Ember: A Compiler for Efficient Embedding Operations on Decoupled Access-Execute Architectures
Marco Siracusa, Olivia Hsu, Victor Soria-Pardos, Joshua Randall, Arnaud Grasset, Eric Biscondi, Doug Joseph, Randy Allen, Fredrik Kjolstad, Miquel Moretó Planas, Adrià Armejach
TL;DR
This work identifies embedding lookups as a fundamental bottleneck in embedding-heavy ML models due to irregular memory accesses. It proposes Decoupled Access-Execute (DAE) hardware and the Ember compiler to automatically lower PyTorch/TensorFlow embeddings into optimized DAE code, leveraging two IRs (DLC and SLC) to achieve both local and global optimizations. The approach yields substantial improvements over GPUs in end-to-end performance and energy efficiency, and its optimizations closely match hand-written DAE implementations.

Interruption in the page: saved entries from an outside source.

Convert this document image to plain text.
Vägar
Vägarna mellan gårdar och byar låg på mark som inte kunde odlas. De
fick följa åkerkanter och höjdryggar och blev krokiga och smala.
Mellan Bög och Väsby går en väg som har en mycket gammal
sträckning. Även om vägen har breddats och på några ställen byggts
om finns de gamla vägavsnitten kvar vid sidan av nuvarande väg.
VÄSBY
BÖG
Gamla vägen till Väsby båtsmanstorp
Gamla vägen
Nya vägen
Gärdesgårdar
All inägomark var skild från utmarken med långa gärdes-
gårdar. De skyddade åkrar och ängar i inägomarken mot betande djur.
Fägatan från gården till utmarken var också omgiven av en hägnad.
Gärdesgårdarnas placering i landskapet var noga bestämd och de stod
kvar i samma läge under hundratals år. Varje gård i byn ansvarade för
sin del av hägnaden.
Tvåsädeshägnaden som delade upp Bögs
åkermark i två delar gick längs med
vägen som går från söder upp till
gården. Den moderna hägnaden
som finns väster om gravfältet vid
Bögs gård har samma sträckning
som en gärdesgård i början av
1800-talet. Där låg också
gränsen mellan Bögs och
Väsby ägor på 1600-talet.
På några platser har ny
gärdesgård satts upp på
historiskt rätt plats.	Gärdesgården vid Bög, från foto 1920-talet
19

The work demonstrates the potential for scalable, embedding-intensive inference in datacenters and provides a practical path to deploying DAE architectures with no programming burden on users.
Abstract
Irregular embedding lookups are a critical bottleneck in recommender models, sparse large language models, and graph learning models. In this paper, we first demonstrate that, by offloading these lookups to specialized access units, Decoupled Access-Execute (DAE) processors achieve 2.6$\times$ higher performance and 6.4$\times$ higher performance/watt than GPUs on end-to-end models. Then, we propose the Ember compiler for automatically generating optimized DAE code from PyTorch and TensorFlow. Conversely from other DAE compilers, Ember features multiple intermediate representations specifically designed for different optimization levels. In this way, Ember can implement all optimizations to match the performance of hand-written code, unlocking the full potential of DAE architectures at scale.